To: Jane Grant, Chief Executive, Greater Glasgow and Clyde Health Board
CC: Jeane Freeman, Cabinet Secretary for Health and Sport
I write following the Health Board’s decision regarding the creation of a major trauma unit at QEUH and trauma unit at RAH. While the establishment of the major trauma network across Scotland is welcome, it is disappointing that this is being pursued at the expense of services at Inverclyde Royal Hospital.
The news that the Accident and Emergency at IRH will no longer deal with as many trauma cases will raise concerns about the A&E as a whole and other services at the hospital. It will also be concerning to people, as discussions about other services are ongoing, that Inverclyde will once again lose services to Paisley. I would be grateful for responses to the following questions:
1. How was the decision reached to locate the trauma unit at RAH and what analysis was conducted about the merits of RAH versus IRH?

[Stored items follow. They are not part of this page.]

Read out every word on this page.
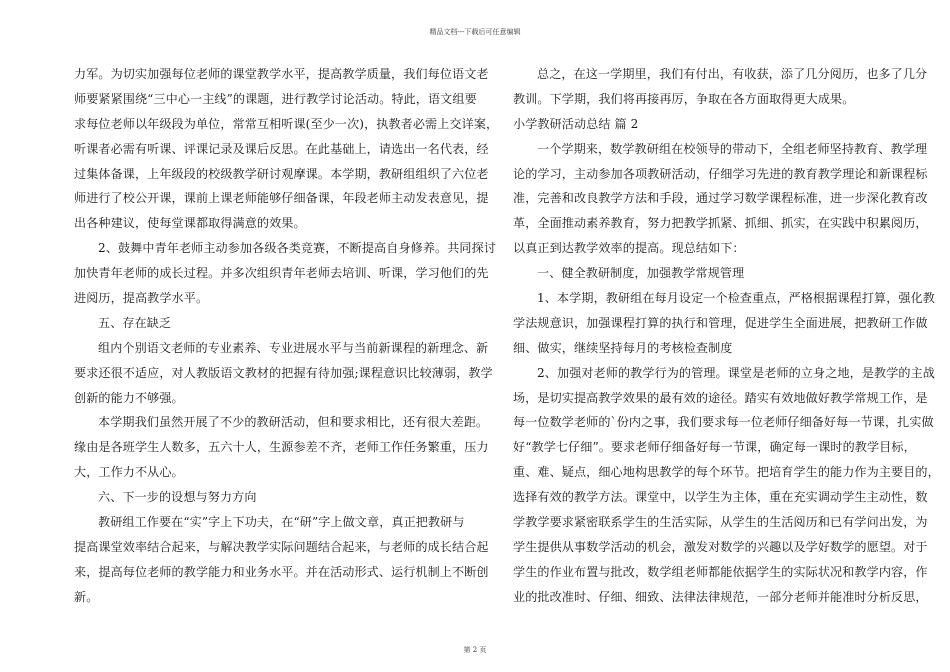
精品文档---下载后可任意编辑
力军。为切实加强每位老师的课堂教学水平，提高教学质量，我们每位语文老
师要紧紧围绕“三中心一主线”的课题，进行教学讨论活动。特此，语文组要
求每位老师以年级段为单位，常常互相听课(至少一次)，执教者必需上交详案，
听课者必需有听课、评课记录及课后反思。在此基础上，请选出一名代表，经
过集体备课，上年级段的校级教学研讨观摩课。本学期，教研组组织了六位老
师进行了校公开课，课前上课老师能够仔细备课，年段老师主动发表意见，提
出各种建议，使每堂课都取得满意的效果。
2、鼓舞中青年老师主动参加各级各类竞赛，不断提高自身修养。共同探讨
加快青年老师的成长过程。并多次组织青年老师去培训、听课，学习他们的先
进阅历，提高教学水平。
五、存在缺乏
组内个别语文老师的专业素养、专业进展水平与当前新课程的新理念、新
要求还很不适应，对人教版语文教材的把握有待加强;课程意识比较薄弱，教学
创新的能力不够强。
本学期我们虽然开展了不少的教研活动，但和要求相比，还有很大差距。
缘由是各班学生人数多，五六十人，生源参差不齐，老师工作任务繁重，压力
大，工作力不从心。
六、下一步的设想与努力方向
教研组工作要在“实”字上下功夫，在“研”字上做文章，真正把教研与
提高课堂效率结合起来，与解决教学实际问题结合起来，与老师的成长结合起
来，提高每位老师的教学能力和业务水平。并在活动形式、运行机制上不断创
新。
总之，在这一学期里，我们有付出，有收获，添了几分阅历，也多了几分
教训。下学期，我们将再接再厉，争取在各方面取得更大成果。
小学教研活动总结 篇 2
一个学期来，数学教研组在校领导的带动下，全组老师坚持教育、教学理
论的学习，主动参加各项教研活动，仔细学习先进的教育教学理论和新课程标
准，完善和改良教学方法和手段，通过学习数学课程标准，进一步深化教育改
革，全面推动素养教育，努力把教学抓紧、抓细、抓实，在实践中积累阅历，
以真正到达教学效率的提高。现总结如下：
一、健全教研制度，加强教学常规管理
1、本学期，教研组在每月设定一个检查重点，严格根据课程打算，强化教
学法规意识，加强课程打算的执行和管理，促进学生全面进展，把教研工作做
细、做实，继续坚持每月的考核检查制度
2、加强对老师的教学行为的管理。课堂是老师的立身之地，是教学的主战
场，是切实提高教学效果的最有效的途径。踏实有效地做好教学常规工作，是
每一位数学老师的`份内之事，我们要求每一位老师仔细备好每一节课，扎实做
好“教学七仔细”。要求老师仔细备好每一节课，确定每一课时的教学目标，
重、难、疑点，细心地构思教学的每个环节。把培育学生的能力作为主要目的，
选择有效的教学方法。课堂中，以学生为主体，重在充实调动学生主动性，数
学教学要求紧密联系学生的生活实际，从学生的生活阅历和已有学问出发，为
学生提供从事数学活动的机会，激发对数学的兴趣以及学好数学的愿望。对于
学生的作业布置与批改，数学组老师都能依据学生的实际状况和教学内容，作
业的批改准时、仔细、细致、法律法律规范，一部分老师并能准时分析反思，
第 2 页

2. Ambulance services are currently under significant pressure in Inverclyde. The current proposal will see more patients being transported between Inverclyde and Paisley or Glasgow. What consultation has taken place with the Scottish Ambulance Service regarding this?

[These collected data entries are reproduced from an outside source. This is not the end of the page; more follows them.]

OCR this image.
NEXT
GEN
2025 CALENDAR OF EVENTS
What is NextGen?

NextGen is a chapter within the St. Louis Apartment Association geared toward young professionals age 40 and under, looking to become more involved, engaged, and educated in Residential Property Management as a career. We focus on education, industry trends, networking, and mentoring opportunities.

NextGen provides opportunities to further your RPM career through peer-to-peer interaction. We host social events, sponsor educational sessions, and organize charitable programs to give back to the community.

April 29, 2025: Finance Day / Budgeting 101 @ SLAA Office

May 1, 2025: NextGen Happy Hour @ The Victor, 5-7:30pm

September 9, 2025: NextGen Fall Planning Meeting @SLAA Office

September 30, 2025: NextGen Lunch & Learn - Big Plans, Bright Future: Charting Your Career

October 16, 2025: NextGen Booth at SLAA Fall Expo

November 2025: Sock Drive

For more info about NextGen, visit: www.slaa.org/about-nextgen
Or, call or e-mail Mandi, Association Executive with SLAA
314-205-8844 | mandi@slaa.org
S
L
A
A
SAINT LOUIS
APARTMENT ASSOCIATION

3. What assessment was made of the impact of having fewer surgical trauma cases at IRH. Has the health board conducted an impact assessment of the effect this may have on the ability to recruit surgeons at IRH?
4. Given the downgrading of accident and emergency at Inverclyde Royal, can you guarantee the future of the accident and emergency service at Inverclyde Royal Hospital as a 24/7 service?

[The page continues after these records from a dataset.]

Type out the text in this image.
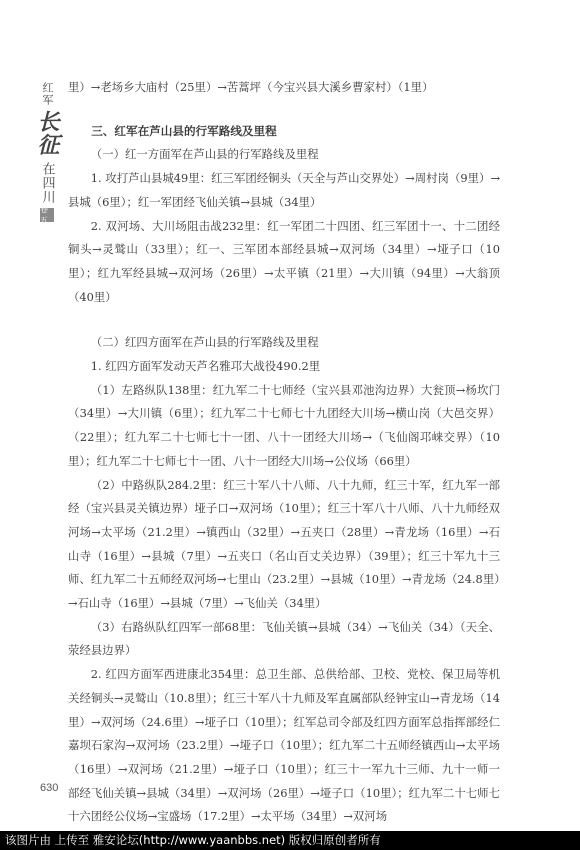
红军
长征
在四川
卷五

里）→老场乡大庙村（25里）→苦蒿坪（今宝兴县大溪乡曹家村）（1里）

三、红军在芦山县的行军路线及里程

（一）红一方面军在芦山县的行军路线及里程

1. 攻打芦山县城49里：红三军团经铜头（天全与芦山交界处）→周村岗（9里）→县城（6里）；红一军团经飞仙关镇→县城（34里）

2. 双河场、大川场阻击战232里：红一军团二十四团、红三军团十一、十二团经铜头→灵鹫山（33里）；红一、三军团本部经县城→双河场（34里）→垭子口（10里）；红九军经县城→双河场（26里）→太平镇（21里）→大川镇（94里）→大翁顶（40里）

（二）红四方面军在芦山县的行军路线及里程

1. 红四方面军发动天芦名雅邛大战役490.2里

（1）左路纵队138里：红九军二十七师经（宝兴县邓池沟边界）大瓮顶→杨坎门（34里）→大川镇（6里）；红九军二十七师七十九团经大川场→横山岗（大邑交界）（22里）；红九军二十七师七十一团、八十一团经大川场→（飞仙阁邛崃交界）（10里）；红九军二十七师七十一团、八十一团经大川场→公仪场（66里）

（2）中路纵队284.2里：红三十军八十八师、八十九师，红三十军，红九军一部经（宝兴县灵关镇边界）垭子口→双河场（10里）；红三十军八十八师、八十九师经双河场→太平场（21.2里）→镇西山（32里）→五夹口（28里）→青龙场（16里）→石山寺（16里）→县城（7里）→五夹口（名山百丈关边界）（39里）；红三十军九十三师、红九军二十五师经双河场→七里山（23.2里）→县城（10里）→青龙场（24.8里）→石山寺（16里）→县城（7里）→飞仙关（34里）

（3）右路纵队红四军一部68里：飞仙关镇→县城（34）→飞仙关（34）（天全、荥经县边界）

2. 红四方面军西进康北354里：总卫生部、总供给部、卫校、党校、保卫局等机关经铜头→灵鹫山（10.8里）；红三十军八十九师及军直属部队经钟宝山→青龙场（14里）→双河场（24.6里）→垭子口（10里）；红军总司令部及红四方面军总指挥部经仁嘉坝石家沟→双河场（23.2里）→垭子口（10里）；红九军二十五师经镇西山→太平场（16里）→双河场（21.2里）→垭子口（10里）；红三十一军九十三师、九十一师一部经飞仙关镇→县城（34里）→双河场（26里）→垭子口（10里）；红九军二十七师七十六团经公仪场→宝盛场（17.2里）→太平场（34里）→双河场

630
该图片由 上传至 雅安论坛(http://www.yaanbbs.net) 版权归原创者所有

5. Can you explain why participants at the Moving Forward Together consultation event in Greenock in March were told there were no plans for specific service changes? Unless this proposal was developed in three months, this must have been under discussion while the consultation event was taking place. Do you agree with me that this constitutes a major service change and should, therefore, be subject to full public consultation?
I am copying this letter to the Cabinet Secretary for Health and Sport and, due to the public interest, will be releasing it to the media.